Here are some steps that can prove helpful:
• Start planning early. Making a quick exit is probably not a viable strategy for most business owners. Instead, you’ll want to plan far ahead for when you want to leave your business behind.
This will require some thinking about the big picture: What will the company look like when you’re gone? Are you essential to its survival? If not, do you want to sell it to a key employee or an outsider? Or would you prefer to keep it in the family?
After you’ve answered these types of questions, you can then move on to consider specific solutions, such as creating a buy-sell agreement with an employee or gradually transferring the business to family members.
• Determine how to fill a retirement income gap. You could spend two, or even three, decades in retirement – so you’ll want to be sure you’ll have an adequate income stream to cover all those years.
You may be able to draw on Social Security and whatever retirement plan you might have established, such as an SEP-IRA or an owner-only 401(k), but these sources may still leave you short of what you’ll need to live on during your retirement.
However, your business will probably be your biggest asset, especially if you own some real estate connected with your operations. So, if you’re planning to sell your business, how much will you need to get for it to fill any retirement income gap you may face?
Of course, it can be somewhat tricky to place a valuation on a business that may not be sold for several years, but with some research and the right forecasting tools, you should be able to develop a pretty good estimate.

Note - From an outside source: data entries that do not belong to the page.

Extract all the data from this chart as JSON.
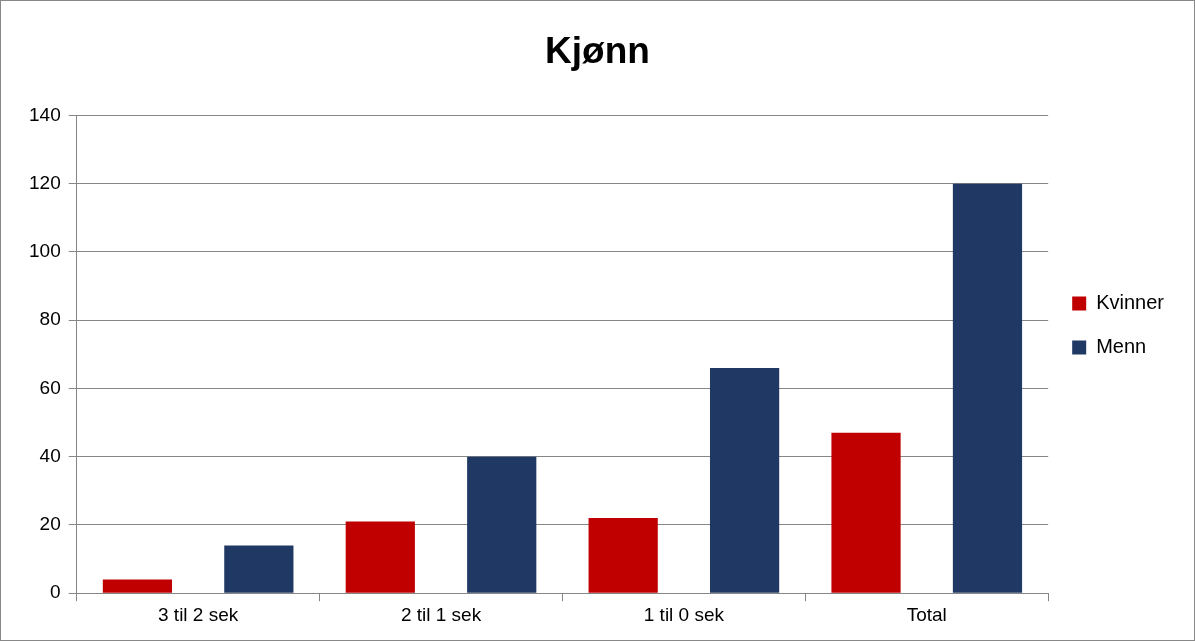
{
  "chart_data": {
    "type": "bar",
    "title": "Kjønn",
    "categories": [
      "3 til 2 sek",
      "2 til 1 sek",
      "1 til 0 sek",
      "Total"
    ],
    "series": [
      {
        "name": "Kvinner",
        "color": "#c00000",
        "values": [
          4,
          21,
          22,
          47
        ]
      },
      {
        "name": "Menn",
        "color": "#1f3864",
        "values": [
          14,
          40,
          66,
          120
        ]
      }
    ],
    "ylim": [
      0,
      140
    ],
    "yticks": [
      0,
      20,
      40,
      60,
      80,
      100,
      120,
      140
    ],
    "grid": "y",
    "legend": "right"
  }
}
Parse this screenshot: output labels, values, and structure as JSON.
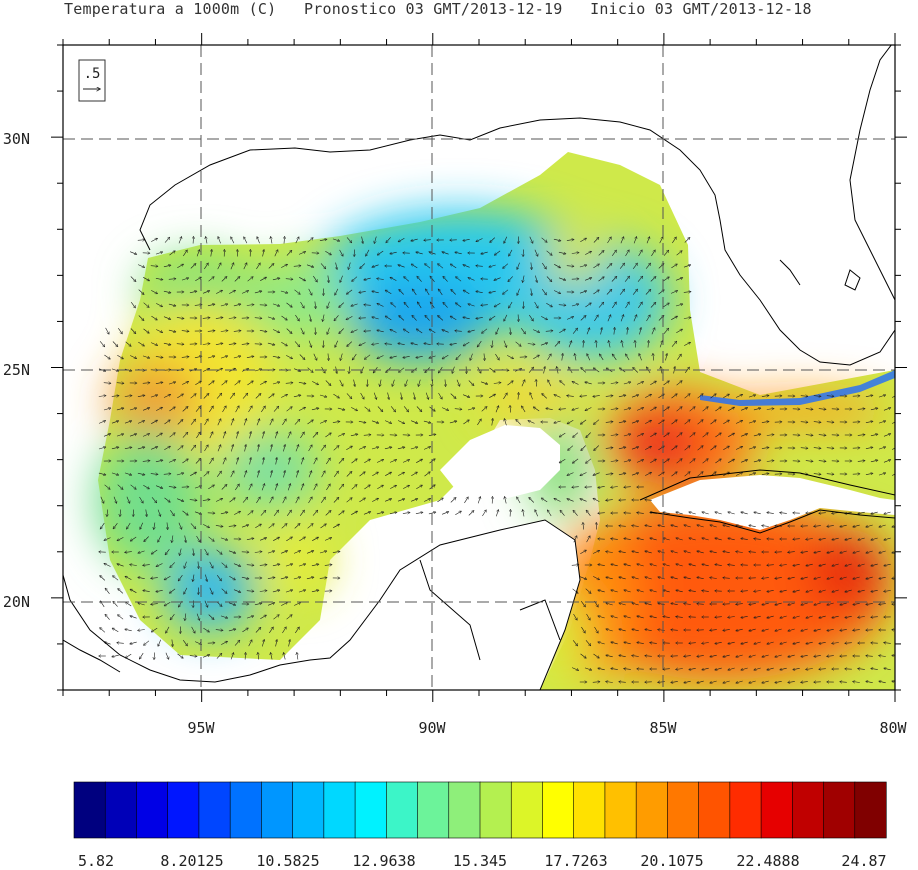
{
  "title": "Temperatura a 1000m (C)   Pronostico 03 GMT/2013-12-19   Inicio 03 GMT/2013-12-18",
  "map": {
    "region": "Gulf of Mexico",
    "lon_range": [
      -98,
      -80
    ],
    "lat_range": [
      18,
      32
    ],
    "x_ticks": [
      {
        "label": "95W"
      },
      {
        "label": "90W"
      },
      {
        "label": "85W"
      },
      {
        "label": "80W"
      }
    ],
    "y_ticks": [
      {
        "label": "30N"
      },
      {
        "label": "25N"
      },
      {
        "label": "20N"
      }
    ],
    "grid": true,
    "vector_reference": ".5"
  },
  "colorbar": {
    "labels": [
      "5.82",
      "8.20125",
      "10.5825",
      "12.9638",
      "15.345",
      "17.7263",
      "20.1075",
      "22.4888",
      "24.87"
    ],
    "colors": [
      "#00007f",
      "#0000b8",
      "#0000e6",
      "#0016ff",
      "#0046ff",
      "#0072ff",
      "#0096ff",
      "#00b8ff",
      "#00d8ff",
      "#00f2ff",
      "#3cf5c8",
      "#6cf39a",
      "#8eef7a",
      "#b4f050",
      "#dcf528",
      "#ffff00",
      "#ffe100",
      "#ffc000",
      "#ff9c00",
      "#ff7800",
      "#ff5400",
      "#ff2c00",
      "#e60000",
      "#c00000",
      "#a00000",
      "#800000"
    ]
  }
}
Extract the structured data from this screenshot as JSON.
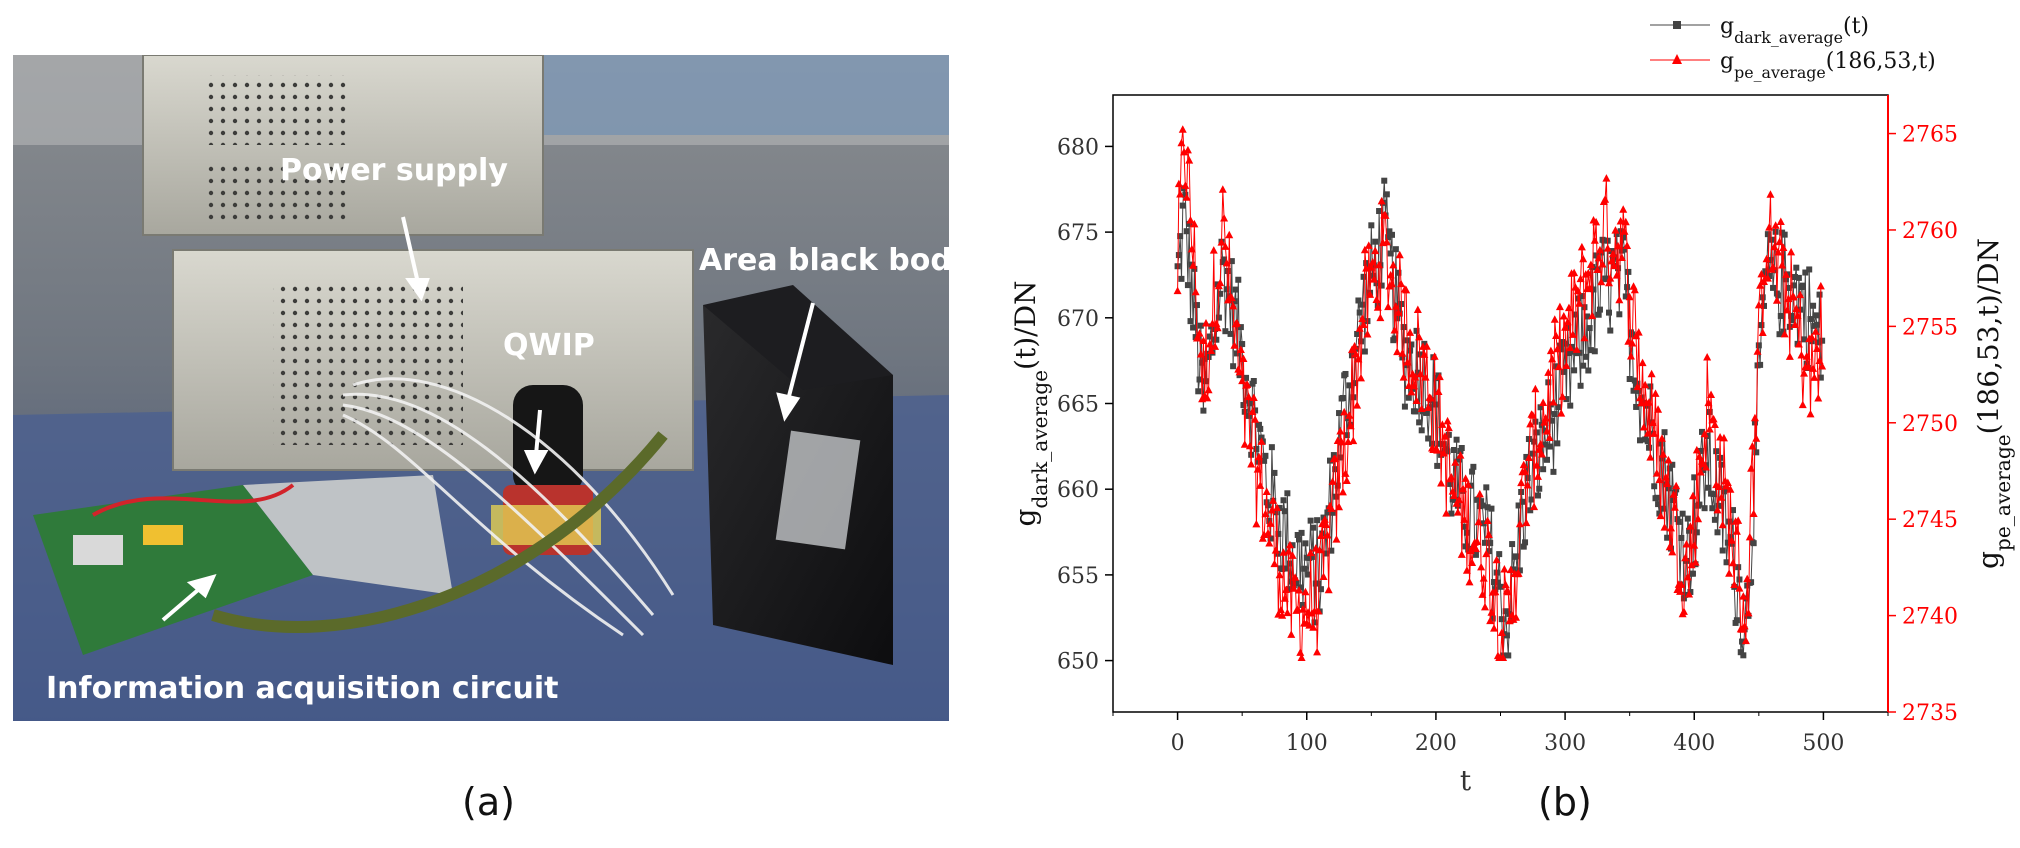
{
  "panels": {
    "a_label": "(a)",
    "b_label": "(b)"
  },
  "photo": {
    "labels": {
      "power_supply": "Power supply",
      "area_black_body": "Area black body",
      "qwip": "QWIP",
      "info_circuit": "Information acquisition circuit"
    }
  },
  "colors": {
    "dark_series": "#444444",
    "pe_series": "#ff0000",
    "right_axis": "#ff0000"
  },
  "chart_data": {
    "type": "line",
    "title": "",
    "xlabel": "t",
    "xlim": [
      -50,
      550
    ],
    "xticks": [
      0,
      100,
      200,
      300,
      400,
      500
    ],
    "ylabel_left": {
      "base": "g",
      "sub": "dark_average",
      "suffix": "(t)/DN"
    },
    "ylim_left": [
      647,
      683
    ],
    "yticks_left": [
      650,
      655,
      660,
      665,
      670,
      675,
      680
    ],
    "ylabel_right": {
      "base": "g",
      "sub": "pe_average",
      "suffix": "(186,53,t)/DN"
    },
    "ylim_right": [
      2735,
      2767
    ],
    "yticks_right": [
      2735,
      2740,
      2745,
      2750,
      2755,
      2760,
      2765
    ],
    "legend": [
      {
        "base": "g",
        "sub": "dark_average",
        "suffix": "(t)"
      },
      {
        "base": "g",
        "sub": "pe_average",
        "suffix": "(186,53,t)"
      }
    ],
    "legend_position": "above-top-right",
    "series_shape": {
      "points": 500,
      "note_keyframes_t": [
        0,
        5,
        20,
        35,
        50,
        70,
        90,
        110,
        130,
        145,
        160,
        175,
        195,
        215,
        240,
        255,
        270,
        290,
        310,
        330,
        345,
        360,
        380,
        395,
        410,
        430,
        440,
        455,
        475,
        490,
        500
      ],
      "dark_keyframes_y": [
        672,
        676,
        665,
        673,
        668,
        660,
        656,
        655,
        665,
        671,
        675,
        668,
        666,
        660,
        657,
        652,
        660,
        664,
        668,
        672,
        672,
        665,
        660,
        656,
        662,
        656,
        652,
        672,
        672,
        670,
        668
      ],
      "pe_keyframes_y": [
        2758,
        2765,
        2752,
        2760,
        2751,
        2745,
        2740,
        2741,
        2749,
        2756,
        2759,
        2755,
        2752,
        2746,
        2743,
        2739,
        2747,
        2752,
        2756,
        2760,
        2759,
        2752,
        2746,
        2742,
        2751,
        2744,
        2740,
        2760,
        2756,
        2752,
        2755
      ]
    }
  }
}
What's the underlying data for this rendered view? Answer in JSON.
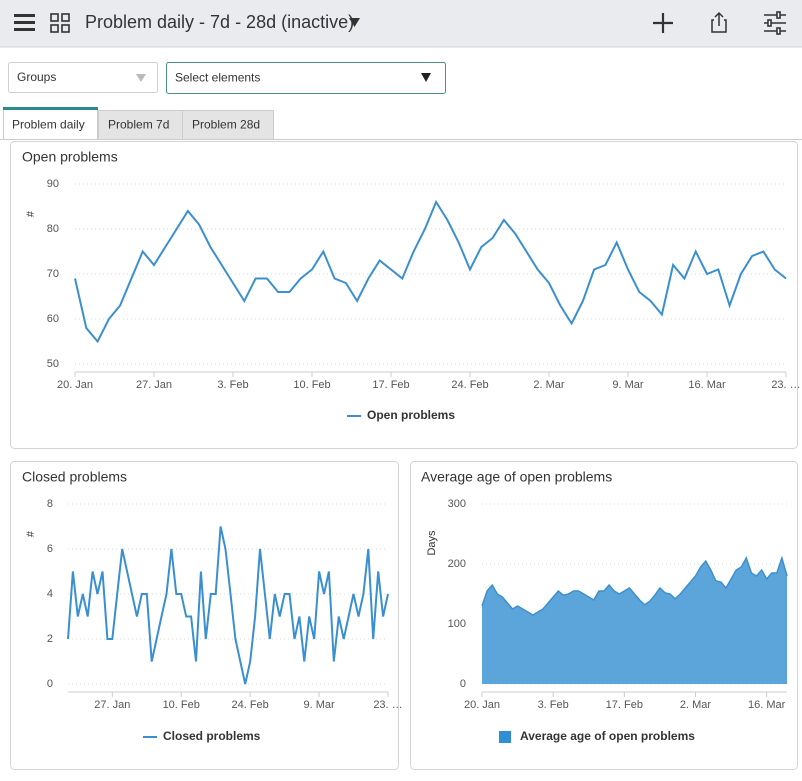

• Get professional help. Creating and executing a business exit strategy takes time – and expertise. So, as you think about your own situation, you might want to assemble a team that includes your financial, tax and legal advisors and an expert in business valuation. This last position—business valuation professional—will obviously be particularly beneficial in estimating the value of your business for a future sale.
• Include the next generation in your plans. If you’re planning on transferring your business to the next generation of your family, you’ll certainly need to involve them in every step of the process.
But even if you’re going to sell the business to an outsider, or liquidate it entirely, you should keep your grown children informed of what you’re doing, since they may be affected by the outcome.
You also may want to include them in any meetings you have with your financial, tax and legal advisors. Selling or transferring your business will be one of the most important financial moves you’ll make – so plan ahead, get the help you need and find the exit strategy that’s right for you.